There is one thing to anticipate - a couple of these boats have oval rather than keyhole cockpits. That means that it is harder to establish really positive thigh brace contact without a good bit of fitting. You won’t care when you first hit the water, or once you have really mastered some skills. But when you first start advancing, you’ll want to add some fitting. This is not a big thing - the dealer can help you with this I am sure (ours did).
Finally, on GF - aside from the Tracer which I don’t know, all of the listed boats will be a leetle big on her at the point that she wants to move her skills up. But not enough that some padding out won’t solve it - the two inches of height she has more than me is a lot in terms of boat fit.
Hope this helps.
Checking in to ask about your progress or success at buying kayaks.
I’m also curious why you stated that the Avocet was out of consideration for either of you after noting that it was your GF’s first choice?
Out of consideration
I think he said earlier that both boats would have to work for him because if the relationship doesn’t work out, he may get stuck with both. It is a practical mindset.
I wonder if he could find a used Avocet? That way if he has to end up selling it, he probably wouldn’t take much of a loss. Just a thought.
I have a Night Hawk
So I’m partial. I’d vote to get 2 of them. However, the Wilderness Tempest 165 felt awfully nice on the showroom floor (never got to paddle it). It had some nice features like a seatbed that is long enough to support the thighs which can prevent numbness during long paddle, seat adjustment straps that allow seat adjustments while out on the water (makes things less crampy), and a day hatch. It’s also a tad more snug than the Night Hawk, which I liked.

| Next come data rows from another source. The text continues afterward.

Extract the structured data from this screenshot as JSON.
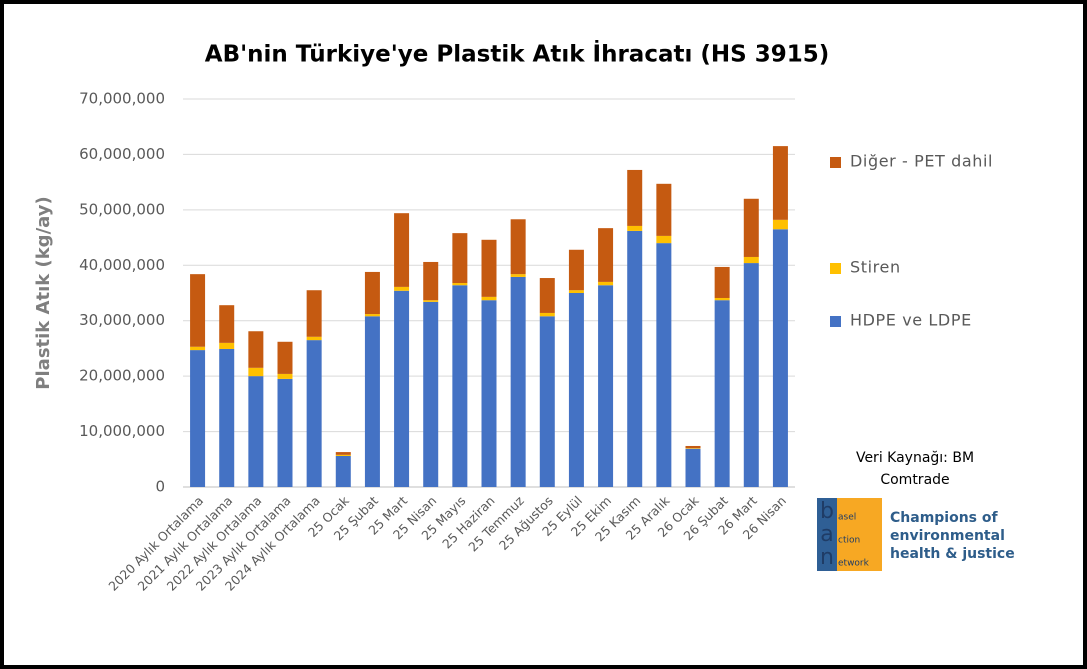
{
  "chart_data": {
    "type": "stacked_bar",
    "title": "AB'nin Türkiye'ye Plastik Atık İhracatı (HS 3915)",
    "y_label": "Plastik Atık (kg/ay)",
    "categories": [
      "2020 Aylık Ortalama",
      "2021 Aylık Ortalama",
      "2022 Aylık Ortalama",
      "2023 Aylık Ortalama",
      "2024 Aylık Ortalama",
      "25 Ocak",
      "25 Şubat",
      "25 Mart",
      "25 Nisan",
      "25 Mayıs",
      "25 Haziran",
      "25 Temmuz",
      "25 Ağustos",
      "25 Eylül",
      "25 Ekim",
      "25 Kasım",
      "25 Aralık",
      "26 Ocak",
      "26 Şubat",
      "26 Mart",
      "26 Nisan"
    ],
    "series": [
      {
        "name": "HDPE ve LDPE",
        "color": "#4472c4",
        "values": [
          24700000,
          24900000,
          20000000,
          19500000,
          26500000,
          5600000,
          30800000,
          35400000,
          33400000,
          36400000,
          33700000,
          37900000,
          30800000,
          35000000,
          36400000,
          46200000,
          44000000,
          6900000,
          33700000,
          40400000,
          46500000
        ]
      },
      {
        "name": "Stiren",
        "color": "#ffc000",
        "values": [
          600000,
          1100000,
          1500000,
          900000,
          600000,
          200000,
          400000,
          700000,
          300000,
          400000,
          600000,
          500000,
          600000,
          500000,
          600000,
          900000,
          1300000,
          100000,
          400000,
          1100000,
          1700000
        ]
      },
      {
        "name": "Diğer - PET dahil",
        "color": "#c55a11",
        "values": [
          13100000,
          6800000,
          6600000,
          5800000,
          8400000,
          500000,
          7600000,
          13300000,
          6900000,
          9000000,
          10300000,
          9900000,
          6300000,
          7300000,
          9700000,
          10100000,
          9400000,
          400000,
          5600000,
          10500000,
          13300000
        ]
      }
    ],
    "ylim": [
      0,
      70000000
    ],
    "yticks": [
      0,
      {
        "value": 10000000,
        "label": "10,000,000"
      },
      {
        "value": 20000000,
        "label": "20,000,000"
      },
      {
        "value": 30000000,
        "label": "30,000,000"
      },
      {
        "value": 40000000,
        "label": "40,000,000"
      },
      {
        "value": 50000000,
        "label": "50,000,000"
      },
      {
        "value": 60000000,
        "label": "60,000,000"
      },
      {
        "value": 70000000,
        "label": "70,000,000"
      }
    ],
    "grid": true,
    "legend": "right",
    "source": [
      "Veri Kaynağı: BM",
      "Comtrade"
    ],
    "logo": {
      "letters": [
        "b",
        "a",
        "n"
      ],
      "words": [
        "asel",
        "ction",
        "etwork"
      ],
      "tagline": [
        "Champions of",
        "environmental",
        "health & justice"
      ]
    }
  }
}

You’re right. I overlooked his stated practical consideration.
You are also right that he could find a used Avocet. Especially as he is considering RM, there are quite a few out there used and if he ended up having to sell it he might not loose any or much money.
I am a Valley fan, and (IMHO) of the boats under consideration, the Avocet might be the nicest/best.
Rocker & bird watching
celia said “While the Capella has enough rocker that beginning paddlers will likely find the skeg to be critical, with time and a better forward stroke you may need it less. If you ever want to see the diff the paddler can make, go out with someone who has years of whitewater under their belt. They’ll never drop the skeg on a boat that has all the touring kayakers using it full time!”
I don’t have any trouble keeping my Phoenix Isere straight while paddling, but when I stop paddling to pick up my binoculars to look at a bird, the boat usually starts turning. Will increased experience help in this situation or is a different boat with less rocker needed or does the Isere need a rudder or skeg added? Phoenix told me they won’t add rudders to complete boats, only before the top and bottom halves are joined together durning manufacture.
I now use my Mad River Slipper canoe for birdwatching because it keeps going straight when I stop paddling. It appears to have zero rocker.
Go with the Capella’s. I’ve got a 166 and my wife just ordered a 160…she’s fairly small and found it to be a really good fit…she also tried the Avocet before deciding to go with P&H.